Eddie Brennan, The Wine Society
Hands-free car kit concern
I AM increasingly worried by the use of hands-free car kits by our sales representatives, managers and directors.
We have a policy which states that using a mobile phone while driving is prohibited and even if fitted in a hands-free kit, it is not encouraged.
If used in a hands-free kit by the driver, it is entirely at the risk of the driver.
We also state that where we, the company, fit a hands-free kit in a vehicle, it is for ease of use when the vehicle is stationary with the engine turned off.
I hear and read of many scenarios and examples of where the driver can be left without any insurance cover at all if they are involved in an accident (their fault or not) while making or receiving a call. I feel that I have given the company’s policy and have given our advice to drivers, but in terms of insurance and the police, I wonder what would happen in the following scenario:
A driver is making or receiving a call when their vehicle is hit by another driver.

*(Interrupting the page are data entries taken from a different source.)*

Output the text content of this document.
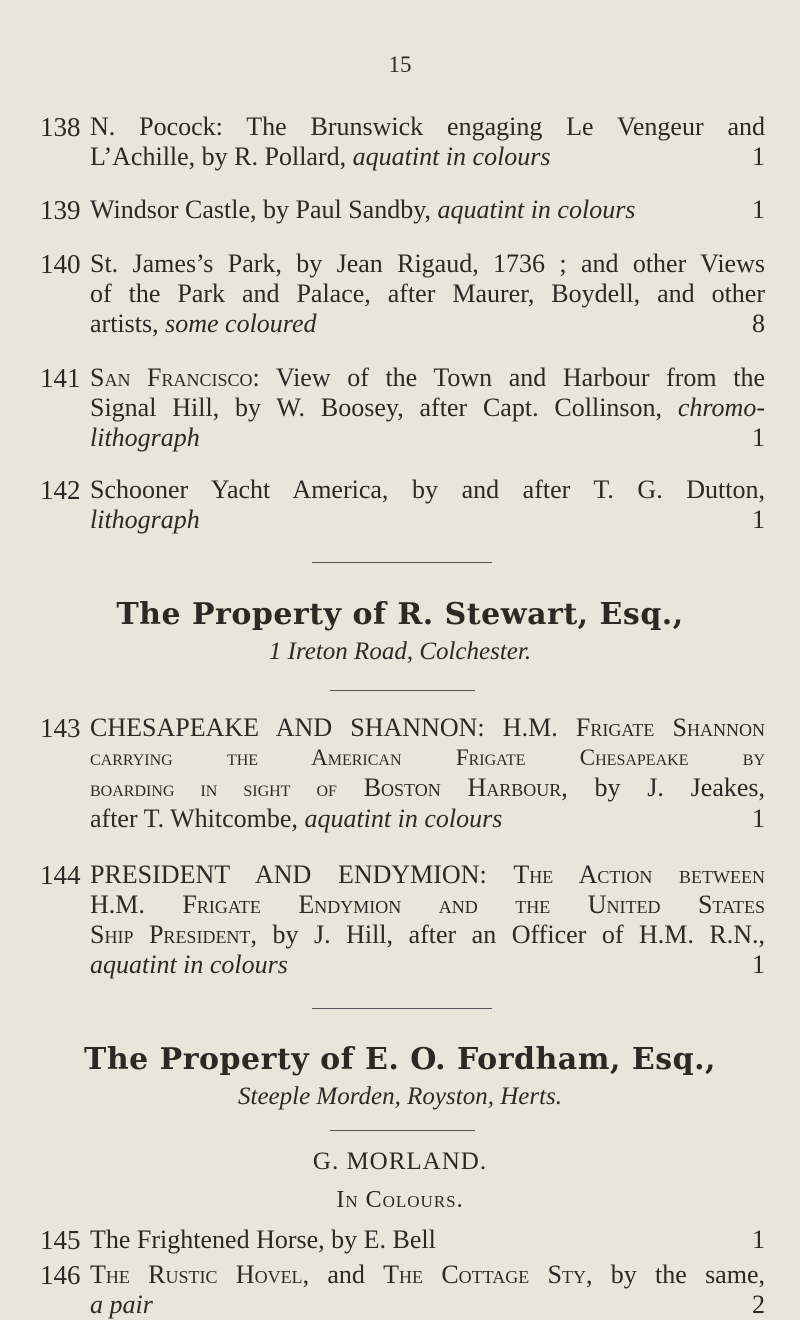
15
138 N. Pocock: The Brunswick engaging Le Vengeur and
L’Achille, by R. Pollard, aquatint in colours	1
139 Windsor Castle, by Paul Sandby, aquatint in colours	1
140 St. James’s Park, by Jean Rigaud, 1736 ; and other Views
of the Park and Palace, after Maurer, Boydell, and other
artists, some coloured	8
141 San Francisco: View of the Town and Harbour from the
Signal Hill, by W. Boosey, after Capt. Collinson, chromo-
lithograph	1
142 Schooner Yacht America, by and after T. G. Dutton,
lithograph	1
The Property of R. Stewart, Esq.,
1 Ireton Road, Colchester.
143 CHESAPEAKE AND SHANNON: H.M. Frigate Shannon
carrying the American Frigate Chesapeake by
boarding in sight of Boston Harbour, by J. Jeakes,
after T. Whitcombe, aquatint in colours	1
144 PRESIDENT AND ENDYMION: The Action between
H.M. Frigate Endymion and the United States
Ship President, by J. Hill, after an Officer of H.M. R.N.,
aquatint in colours	1
The Property of E. O. Fordham, Esq.,
Steeple Morden, Royston, Herts.
G. MORLAND.
In Colours.
145 The Frightened Horse, by E. Bell	1
146 The Rustic Hovel, and The Cottage Sty, by the same,
a pair	2
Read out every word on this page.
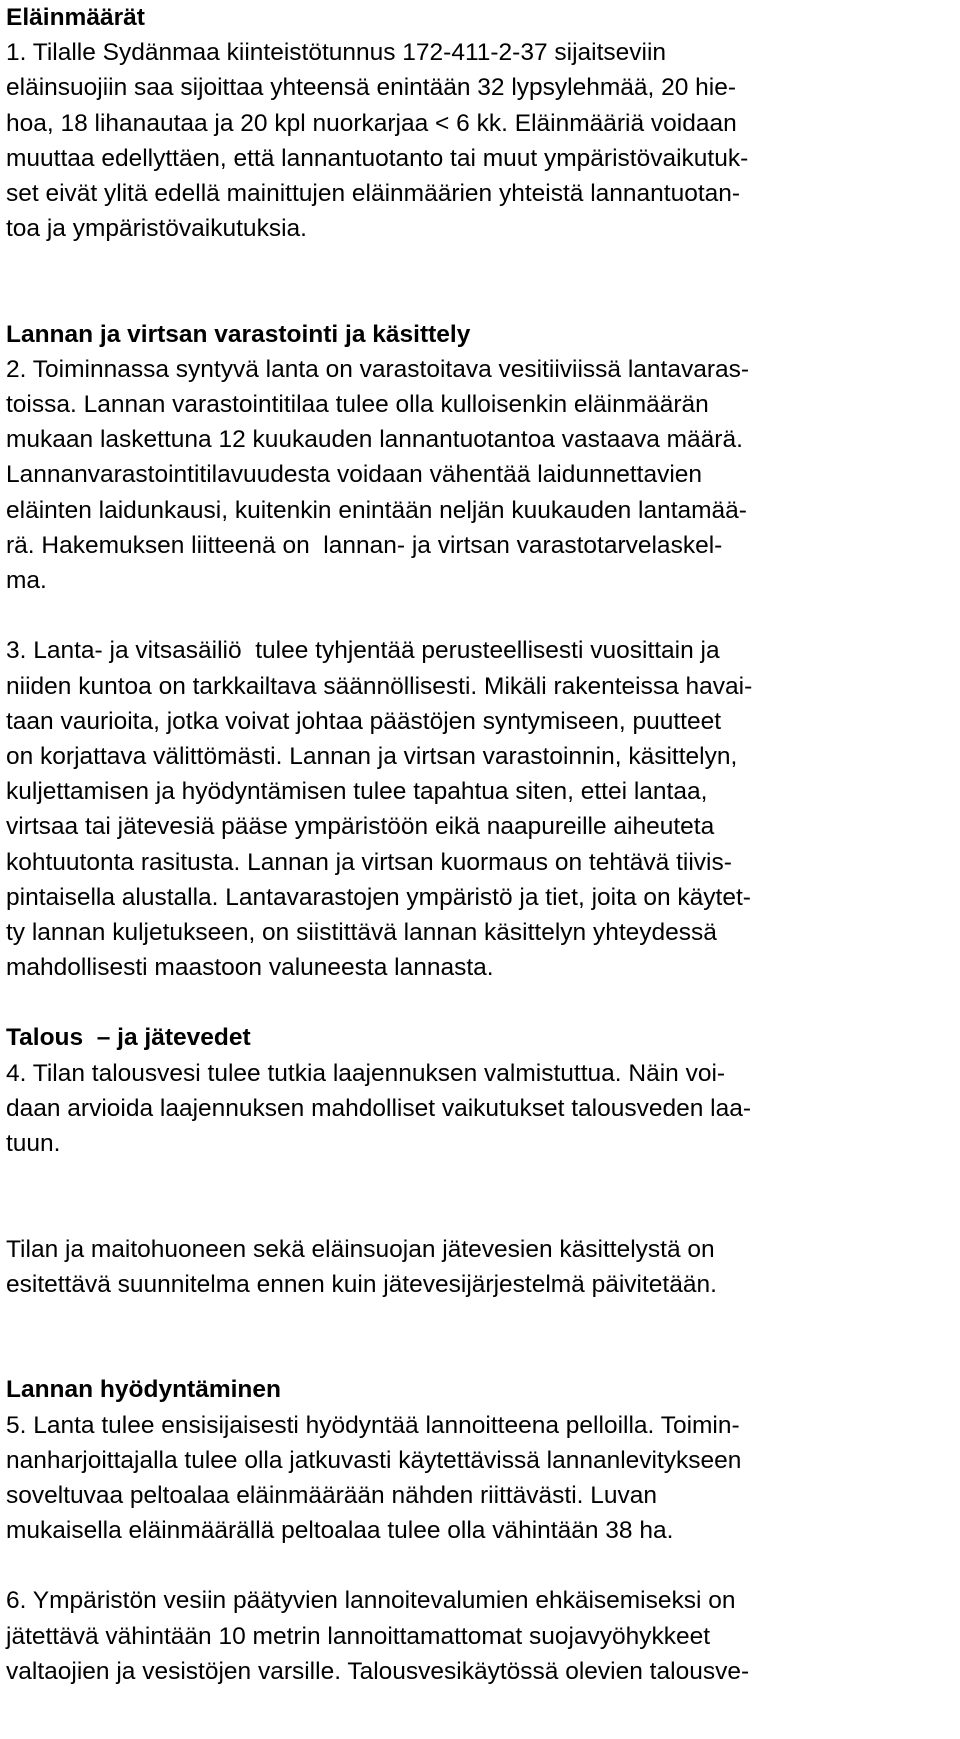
Eläinmäärät
1. Tilalle Sydänmaa kiinteistötunnus 172-411-2-37 sijaitseviin
eläinsuojiin saa sijoittaa yhteensä enintään 32 lypsylehmää, 20 hie-
hoa, 18 lihanautaa ja 20 kpl nuorkarjaa < 6 kk. Eläinmääriä voidaan
muuttaa edellyttäen, että lannantuotanto tai muut ympäristövaikutuk-
set eivät ylitä edellä mainittujen eläinmäärien yhteistä lannantuotan-
toa ja ympäristövaikutuksia.
Lannan ja virtsan varastointi ja käsittely
2. Toiminnassa syntyvä lanta on varastoitava vesitiiviissä lantavaras-
toissa. Lannan varastointitilaa tulee olla kulloisenkin eläinmäärän
mukaan laskettuna 12 kuukauden lannantuotantoa vastaava määrä.
Lannanvarastointitilavuudesta voidaan vähentää laidunnettavien
eläinten laidunkausi, kuitenkin enintään neljän kuukauden lantamää-
rä. Hakemuksen liitteenä on  lannan- ja virtsan varastotarvelaskel-
ma.
3. Lanta- ja vitsasäiliö  tulee tyhjentää perusteellisesti vuosittain ja
niiden kuntoa on tarkkailtava säännöllisesti. Mikäli rakenteissa havai-
taan vaurioita, jotka voivat johtaa päästöjen syntymiseen, puutteet
on korjattava välittömästi. Lannan ja virtsan varastoinnin, käsittelyn,
kuljettamisen ja hyödyntämisen tulee tapahtua siten, ettei lantaa,
virtsaa tai jätevesiä pääse ympäristöön eikä naapureille aiheuteta
kohtuutonta rasitusta. Lannan ja virtsan kuormaus on tehtävä tiivis-
pintaisella alustalla. Lantavarastojen ympäristö ja tiet, joita on käytet-
ty lannan kuljetukseen, on siistittävä lannan käsittelyn yhteydessä
mahdollisesti maastoon valuneesta lannasta.
Talous  – ja jätevedet
4. Tilan talousvesi tulee tutkia laajennuksen valmistuttua. Näin voi-
daan arvioida laajennuksen mahdolliset vaikutukset talousveden laa-
tuun.
Tilan ja maitohuoneen sekä eläinsuojan jätevesien käsittelystä on
esitettävä suunnitelma ennen kuin jätevesijärjestelmä päivitetään.
Lannan hyödyntäminen
5. Lanta tulee ensisijaisesti hyödyntää lannoitteena pelloilla. Toimin-
nanharjoittajalla tulee olla jatkuvasti käytettävissä lannanlevitykseen
soveltuvaa peltoalaa eläinmäärään nähden riittävästi. Luvan
mukaisella eläinmäärällä peltoalaa tulee olla vähintään 38 ha.
6. Ympäristön vesiin päätyvien lannoitevalumien ehkäisemiseksi on
jätettävä vähintään 10 metrin lannoittamattomat suojavyöhykkeet
valtaojien ja vesistöjen varsille. Talousvesikäytössä olevien talousve-
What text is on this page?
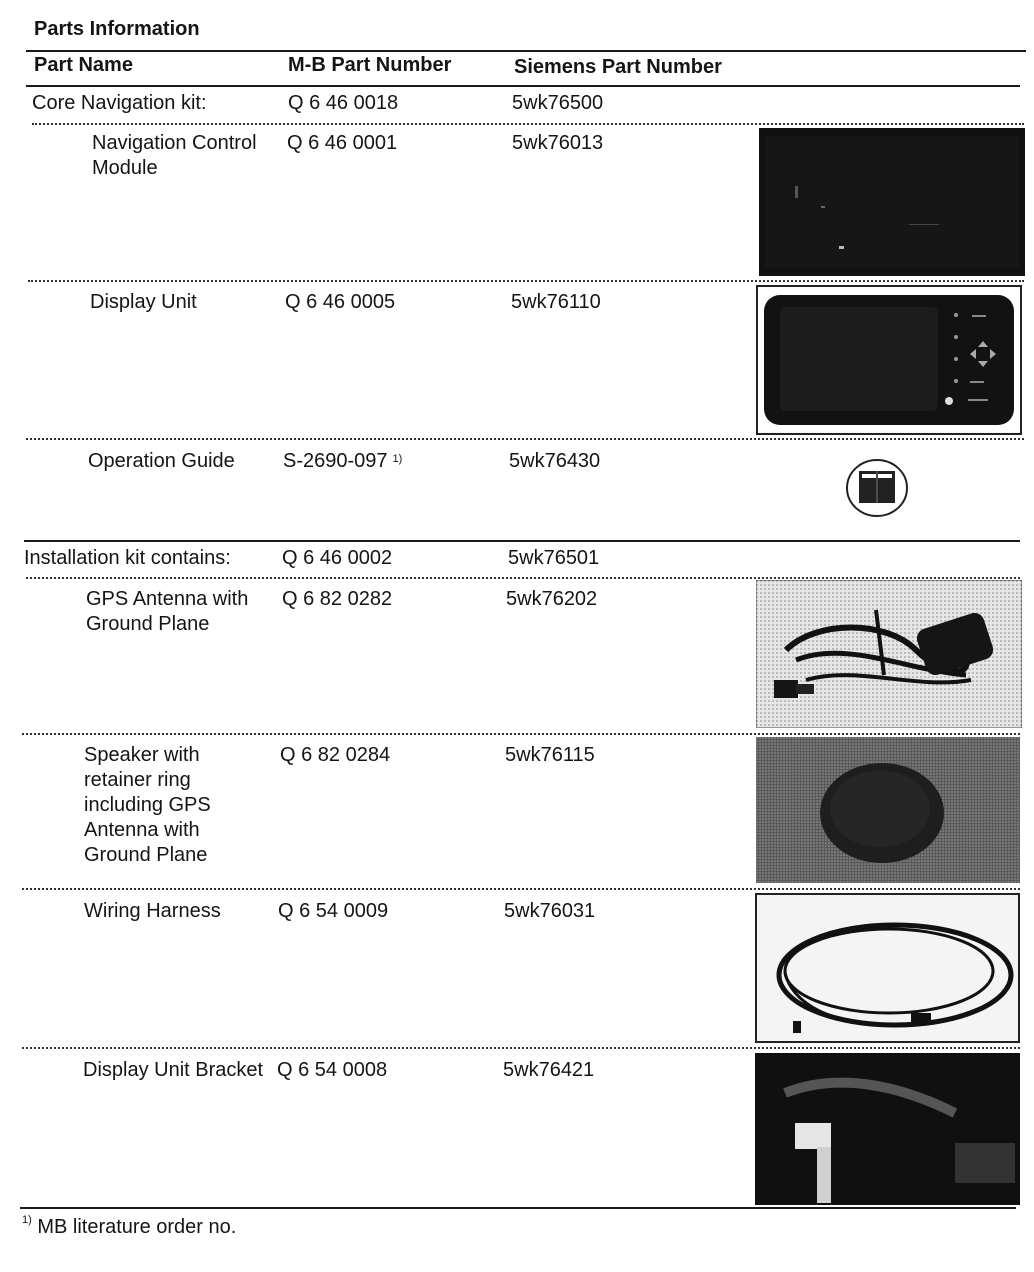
Parts Information
Part Name	M-B Part Number	Siemens Part Number
Core Navigation kit:	Q 6 46 0018	5wk76500
Navigation Control
Module
Q 6 46 0001	5wk76013
Display Unit	Q 6 46 0005	5wk76110
Operation Guide S-2690-097 $^{1)}$	5wk76430
Installation kit contains:	Q 6 46 0002	5wk76501
GPS Antenna with
Ground Plane
Q 6 82 0282	5wk76202
Speaker with
retainer ring
including GPS
Antenna with
Ground Plane
Q 6 82 0284	5wk76115
Wiring Harness	Q 6 54 0009	5wk76031
Display Unit Bracket Q 6 54 0008	5wk76421
$^{1)}$ MB literature order no.
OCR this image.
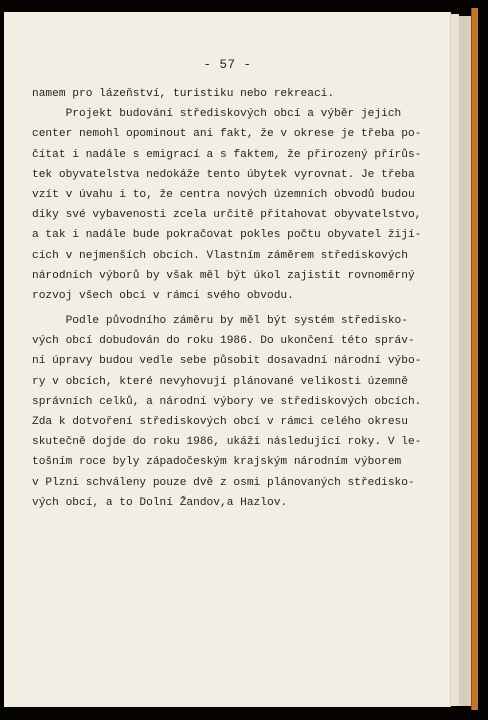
- 57 -
namem pro lázeňství, turistiku nebo rekreaci.
Projekt budování střediskových obcí a výběr jejich
center nemohl opominout ani fakt, že v okrese je třeba po-
čítat i nadále s emigrací a s faktem, že přirozený přírůs-
tek obyvatelstva nedokáže tento úbytek vyrovnat. Je třeba
vzít v úvahu i to, že centra nových územních obvodů budou
díky své vybavenosti zcela určitě přitahovat obyvatelstvo,
a tak i nadále bude pokračovat pokles počtu obyvatel žijí-
cích v nejmenších obcích. Vlastním záměrem střediskových
národních výborů by však měl být úkol zajistit rovnoměrný
rozvoj všech obcí v rámci svého obvodu.
Podle původního záměru by měl být systém středisko-
vých obcí dobudován do roku 1986. Do ukončení této správ-
ní úpravy budou vedle sebe působit dosavadní národní výbo-
ry v obcích, které nevyhovují plánované velikosti územně
správních celků, a národní výbory ve střediskových obcích.
Zda k dotvoření střediskových obcí v rámci celého okresu
skutečně dojde do roku 1986, ukáží následující roky. V le-
tošním roce byly západočeským krajským národním výborem
v Plzni schváleny pouze dvě z osmi plánovaných středisko-
vých obcí, a to Dolní Žandov,a Hazlov.
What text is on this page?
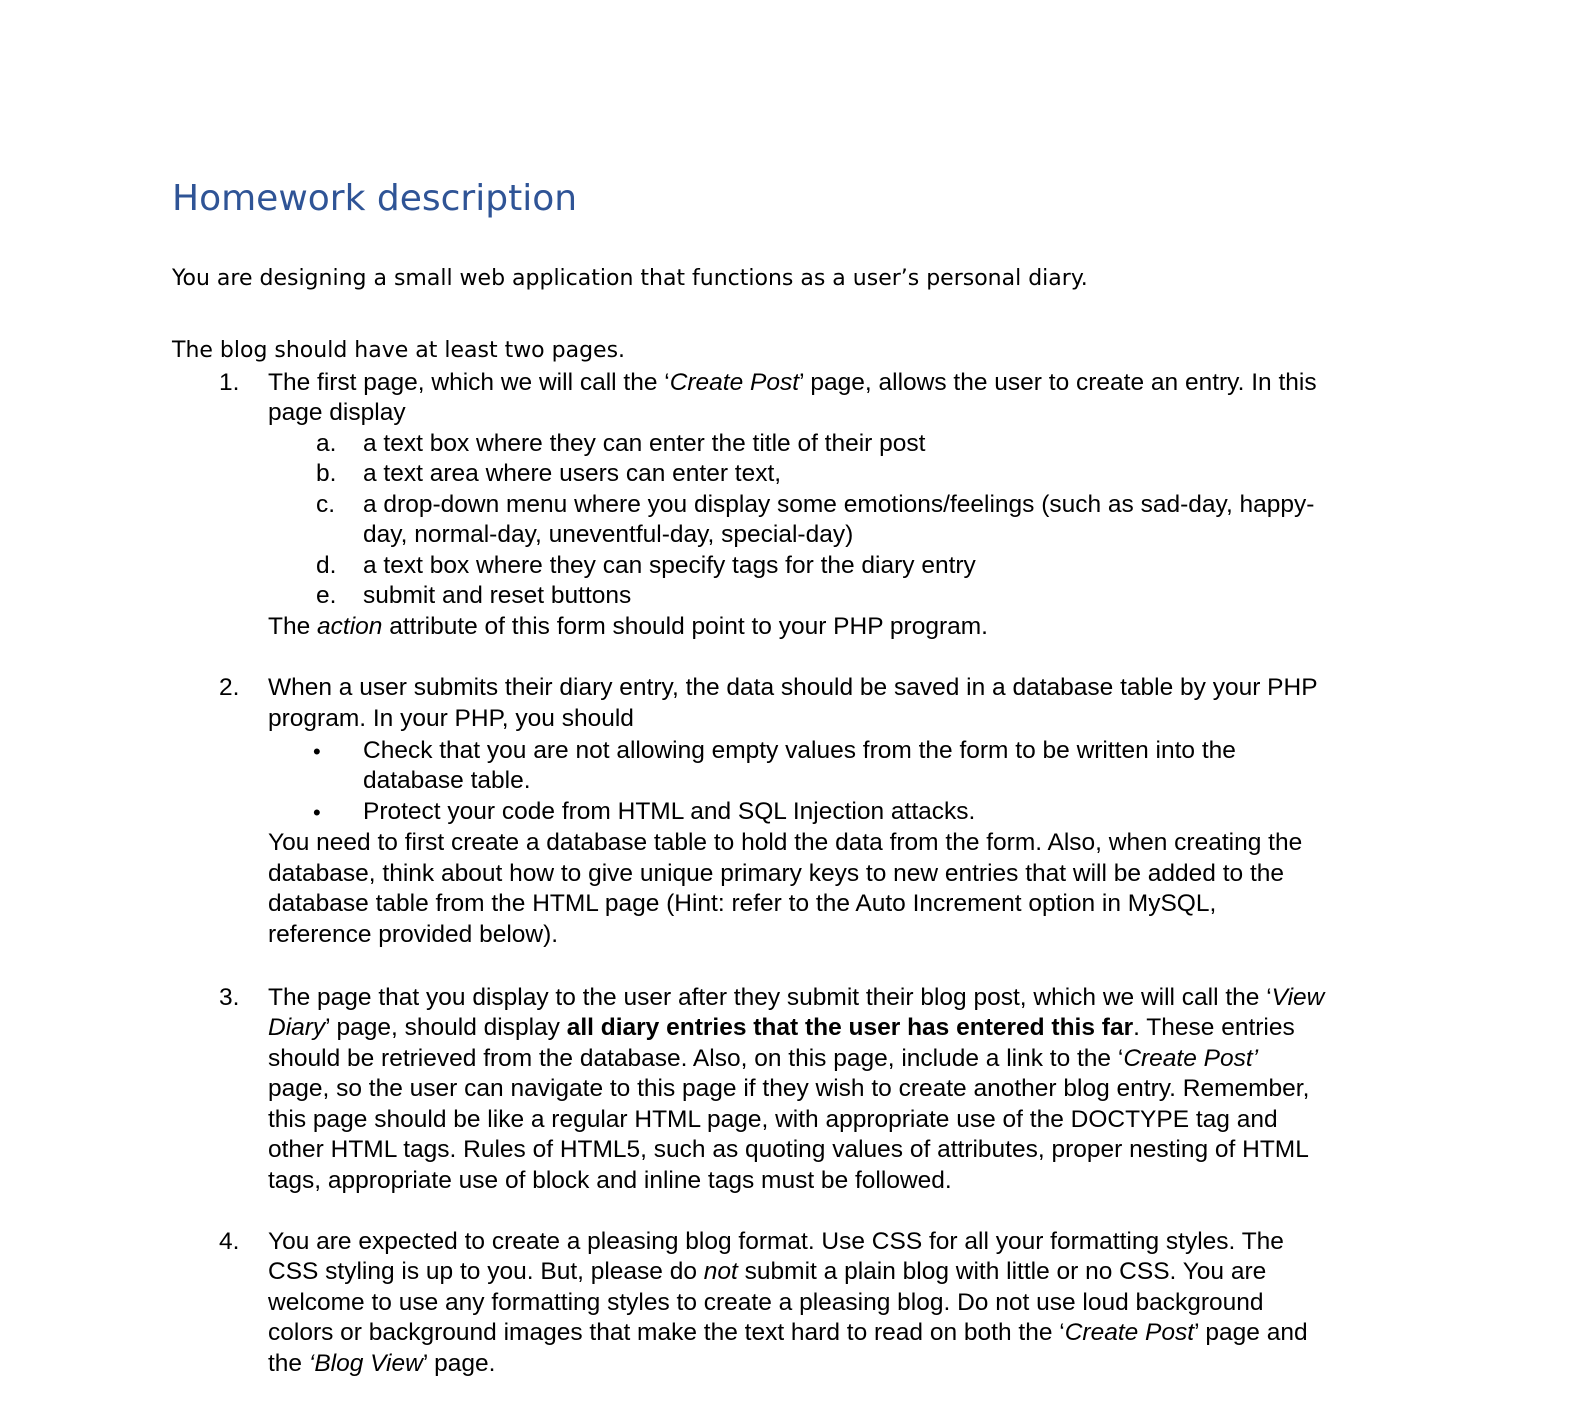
Homework description

You are designing a small web application that functions as a user’s personal diary.

The blog should have at least two pages.

1. The first page, which we will call the ‘Create Post’ page, allows the user to create an entry. In this
page display
a. a text box where they can enter the title of their post
b. a text area where users can enter text,
c. a drop-down menu where you display some emotions/feelings (such as sad-day, happy-
day, normal-day, uneventful-day, special-day)
d. a text box where they can specify tags for the diary entry
e. submit and reset buttons
The action attribute of this form should point to your PHP program.
2. When a user submits their diary entry, the data should be saved in a database table by your PHP
program. In your PHP, you should
• Check that you are not allowing empty values from the form to be written into the
database table.
• Protect your code from HTML and SQL Injection attacks.
You need to first create a database table to hold the data from the form. Also, when creating the
database, think about how to give unique primary keys to new entries that will be added to the
database table from the HTML page (Hint: refer to the Auto Increment option in MySQL,
reference provided below).
3. The page that you display to the user after they submit their blog post, which we will call the ‘View
Diary’ page, should display all diary entries that the user has entered this far. These entries
should be retrieved from the database. Also, on this page, include a link to the ‘Create Post’
page, so the user can navigate to this page if they wish to create another blog entry. Remember,
this page should be like a regular HTML page, with appropriate use of the DOCTYPE tag and
other HTML tags. Rules of HTML5, such as quoting values of attributes, proper nesting of HTML
tags, appropriate use of block and inline tags must be followed.
4. You are expected to create a pleasing blog format. Use CSS for all your formatting styles. The
CSS styling is up to you. But, please do not submit a plain blog with little or no CSS. You are
welcome to use any formatting styles to create a pleasing blog. Do not use loud background
colors or background images that make the text hard to read on both the ‘Create Post’ page and
the ‘Blog View’ page.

Our driver was not at fault of the accident but the other driver informs the police that our driver was making a call at the time.
This could have caused a distraction and prevented our driver from swerving to avoid the collision. The police then confirm from the mobile network that a call was in progress at the stated time.
Peter Sibson, Finance director, Time Products
Mobile phone law is being ignored
I TRAVEL about 10,000 miles per year on motorways and I’m sick and tired of seeing driver after driver merrily chatting away on hand-held mobile phones. The law against hand-held mobiles just isn’t working as no-one seems to take a blind bit of notice. We need a real blitz by the police.
John Sanders, Luton
Praise for DVLA help
Having read the reader letter ‘DVLA mandate: good idea, wrong on timing’ (Fleet News, July 13), I became a little anxious as I too have recently set up an account with the Driver and Vehicle Licensing Agency (DVLA), to supply data relating to business drivers for the Peverel Group.
When I called the DVLA I was told that the account that I had set up was based on each mandate being active for three years. The three-month mandate is applicable to third parties like an insurance company who just require there and then information.
If you make it very clear at the outset when setting up an account that you are a fleet manager and require the three-year mandate facility there should be no problem.
I have always found the contacts at the DVLA both friendly and helpful.
To contact them write to: DVLA, Data Subject Enquiries, Driver Customer Services, D5, Longview Road, Swansea, SA6 7JL, or call 01792 310075.